Atravez do Territorio dos Indios Carajás de Frederick Charles Glass

(Publicado no Jornal Batista, Ano XIX, nº 51, 18 de Dezembro de 1919, p. 8-9)

    DEIXANDO Maceió em 27 de Abril, acompanhado do nosso fiel ex-barqueiro e colportor Antão Pessoa, viajando via Rio e S. Paulo, chegamos á margem do grande rio Araguaya, em 7 de Junho, tendo gasto quasi um mez, montados nas costas de animaes, atravéz do interior. Ali tivemos a perspectiva de uma longa e aventurosa viagem de umas duas mil milhas descendo em canoa até ao oceano, no Estado do Pará.
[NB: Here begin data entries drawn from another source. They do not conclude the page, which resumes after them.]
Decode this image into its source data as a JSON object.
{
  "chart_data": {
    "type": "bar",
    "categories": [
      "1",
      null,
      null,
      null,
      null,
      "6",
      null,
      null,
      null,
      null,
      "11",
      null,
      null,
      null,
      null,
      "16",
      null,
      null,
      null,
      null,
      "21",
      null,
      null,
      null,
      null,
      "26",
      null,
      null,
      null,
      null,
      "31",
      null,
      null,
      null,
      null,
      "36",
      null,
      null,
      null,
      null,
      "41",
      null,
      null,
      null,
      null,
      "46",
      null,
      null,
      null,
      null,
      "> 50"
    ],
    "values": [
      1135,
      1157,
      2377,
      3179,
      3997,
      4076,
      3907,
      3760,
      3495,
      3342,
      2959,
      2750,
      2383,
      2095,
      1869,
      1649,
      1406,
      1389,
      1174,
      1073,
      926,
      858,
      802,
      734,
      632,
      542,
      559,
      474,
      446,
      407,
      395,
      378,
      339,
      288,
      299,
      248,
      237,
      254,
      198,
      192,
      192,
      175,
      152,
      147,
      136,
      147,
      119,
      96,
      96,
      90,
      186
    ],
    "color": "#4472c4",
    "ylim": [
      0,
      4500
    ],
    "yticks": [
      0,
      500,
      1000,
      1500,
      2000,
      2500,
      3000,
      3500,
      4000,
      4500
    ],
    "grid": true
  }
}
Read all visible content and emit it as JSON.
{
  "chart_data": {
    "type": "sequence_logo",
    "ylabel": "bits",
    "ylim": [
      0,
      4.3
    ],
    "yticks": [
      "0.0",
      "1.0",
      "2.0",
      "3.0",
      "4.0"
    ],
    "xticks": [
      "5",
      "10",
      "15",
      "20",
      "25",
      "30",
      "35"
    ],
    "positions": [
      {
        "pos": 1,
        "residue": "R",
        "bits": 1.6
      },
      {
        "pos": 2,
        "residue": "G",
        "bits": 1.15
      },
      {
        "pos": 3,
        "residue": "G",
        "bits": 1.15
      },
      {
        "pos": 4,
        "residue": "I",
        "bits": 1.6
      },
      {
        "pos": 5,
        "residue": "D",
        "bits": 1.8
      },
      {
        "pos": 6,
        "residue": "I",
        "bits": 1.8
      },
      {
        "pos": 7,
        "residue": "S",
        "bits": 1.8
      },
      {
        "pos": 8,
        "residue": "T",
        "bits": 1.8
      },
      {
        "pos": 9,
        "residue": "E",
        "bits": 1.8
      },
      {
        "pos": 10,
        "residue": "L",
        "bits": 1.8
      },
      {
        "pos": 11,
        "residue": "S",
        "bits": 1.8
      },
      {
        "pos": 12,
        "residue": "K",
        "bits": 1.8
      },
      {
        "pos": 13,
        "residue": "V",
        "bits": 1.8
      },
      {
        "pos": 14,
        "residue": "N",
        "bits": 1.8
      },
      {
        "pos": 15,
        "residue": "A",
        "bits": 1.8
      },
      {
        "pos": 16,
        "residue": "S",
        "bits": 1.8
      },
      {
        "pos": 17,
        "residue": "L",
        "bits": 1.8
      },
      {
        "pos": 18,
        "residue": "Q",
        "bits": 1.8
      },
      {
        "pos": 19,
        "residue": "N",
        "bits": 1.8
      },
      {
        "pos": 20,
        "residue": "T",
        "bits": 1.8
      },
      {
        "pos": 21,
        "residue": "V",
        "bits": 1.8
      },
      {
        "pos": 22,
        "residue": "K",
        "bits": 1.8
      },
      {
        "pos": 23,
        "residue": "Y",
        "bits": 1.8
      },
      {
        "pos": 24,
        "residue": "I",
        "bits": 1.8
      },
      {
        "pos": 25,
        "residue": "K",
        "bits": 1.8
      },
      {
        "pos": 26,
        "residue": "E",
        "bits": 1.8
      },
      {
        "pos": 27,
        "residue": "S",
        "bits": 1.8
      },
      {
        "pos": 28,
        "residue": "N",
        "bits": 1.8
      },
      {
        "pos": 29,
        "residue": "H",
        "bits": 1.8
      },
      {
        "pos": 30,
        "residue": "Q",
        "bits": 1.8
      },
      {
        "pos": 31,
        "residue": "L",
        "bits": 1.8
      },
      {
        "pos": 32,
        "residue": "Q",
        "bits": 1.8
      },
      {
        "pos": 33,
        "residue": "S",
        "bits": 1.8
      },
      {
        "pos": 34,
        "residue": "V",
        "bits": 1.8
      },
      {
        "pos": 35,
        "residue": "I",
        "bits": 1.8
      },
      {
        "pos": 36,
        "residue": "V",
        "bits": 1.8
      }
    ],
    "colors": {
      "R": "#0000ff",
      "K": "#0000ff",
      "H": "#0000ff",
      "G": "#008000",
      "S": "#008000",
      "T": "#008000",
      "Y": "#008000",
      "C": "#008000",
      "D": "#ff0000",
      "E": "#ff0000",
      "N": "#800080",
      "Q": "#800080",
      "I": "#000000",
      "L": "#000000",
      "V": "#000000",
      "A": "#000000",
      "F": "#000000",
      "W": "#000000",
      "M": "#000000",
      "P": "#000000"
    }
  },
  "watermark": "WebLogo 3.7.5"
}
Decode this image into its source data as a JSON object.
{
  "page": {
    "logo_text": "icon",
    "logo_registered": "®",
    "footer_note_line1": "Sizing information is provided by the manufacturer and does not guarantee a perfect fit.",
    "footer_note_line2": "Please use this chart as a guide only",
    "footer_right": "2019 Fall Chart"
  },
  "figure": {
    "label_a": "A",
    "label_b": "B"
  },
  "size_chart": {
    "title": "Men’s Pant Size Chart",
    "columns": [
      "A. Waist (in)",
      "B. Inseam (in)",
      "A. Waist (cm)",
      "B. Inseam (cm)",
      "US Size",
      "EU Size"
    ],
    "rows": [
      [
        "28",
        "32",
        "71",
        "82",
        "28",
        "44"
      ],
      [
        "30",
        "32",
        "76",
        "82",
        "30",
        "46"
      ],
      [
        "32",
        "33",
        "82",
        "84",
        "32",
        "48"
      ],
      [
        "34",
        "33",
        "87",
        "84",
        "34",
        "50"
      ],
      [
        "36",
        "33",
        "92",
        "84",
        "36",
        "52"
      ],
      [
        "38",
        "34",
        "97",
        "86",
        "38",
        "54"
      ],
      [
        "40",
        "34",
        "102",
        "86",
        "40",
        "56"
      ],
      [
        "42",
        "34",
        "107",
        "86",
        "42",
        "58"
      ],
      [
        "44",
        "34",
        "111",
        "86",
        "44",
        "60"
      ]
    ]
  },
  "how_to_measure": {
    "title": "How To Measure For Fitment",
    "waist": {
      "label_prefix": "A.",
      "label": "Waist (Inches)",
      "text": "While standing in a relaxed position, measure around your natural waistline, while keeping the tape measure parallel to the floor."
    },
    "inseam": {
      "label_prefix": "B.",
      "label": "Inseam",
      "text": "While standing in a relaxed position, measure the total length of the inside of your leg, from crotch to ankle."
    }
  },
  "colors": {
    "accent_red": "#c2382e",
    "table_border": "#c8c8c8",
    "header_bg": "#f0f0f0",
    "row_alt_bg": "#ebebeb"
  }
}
Nossas provisões eram bastantes mas tivemos que gastar dez dias até se fazer uma canoa bastante ampla e solida para emprehendermos a viagem.

    Estes dias, entretanto, não foram por nós passados na ociosidade, porque cada tarde ao declinar do sol, eu e o colportor Antão tomavamos logar na escadaria da pequena capella catholica, da decadente povoação de Santa Leopoldina, pregávamos o Evangelho, faziamos orações e larga distribuição de novos testamentos entre os ouvintes.

     Logo que embarcamos rio acima, vemos que a canoa fôra tão mal feita, que fazia água por todos os lados, de modo que tivemos que gastar mais um dia para calafetar as fendas maiores com alcatrão e resina.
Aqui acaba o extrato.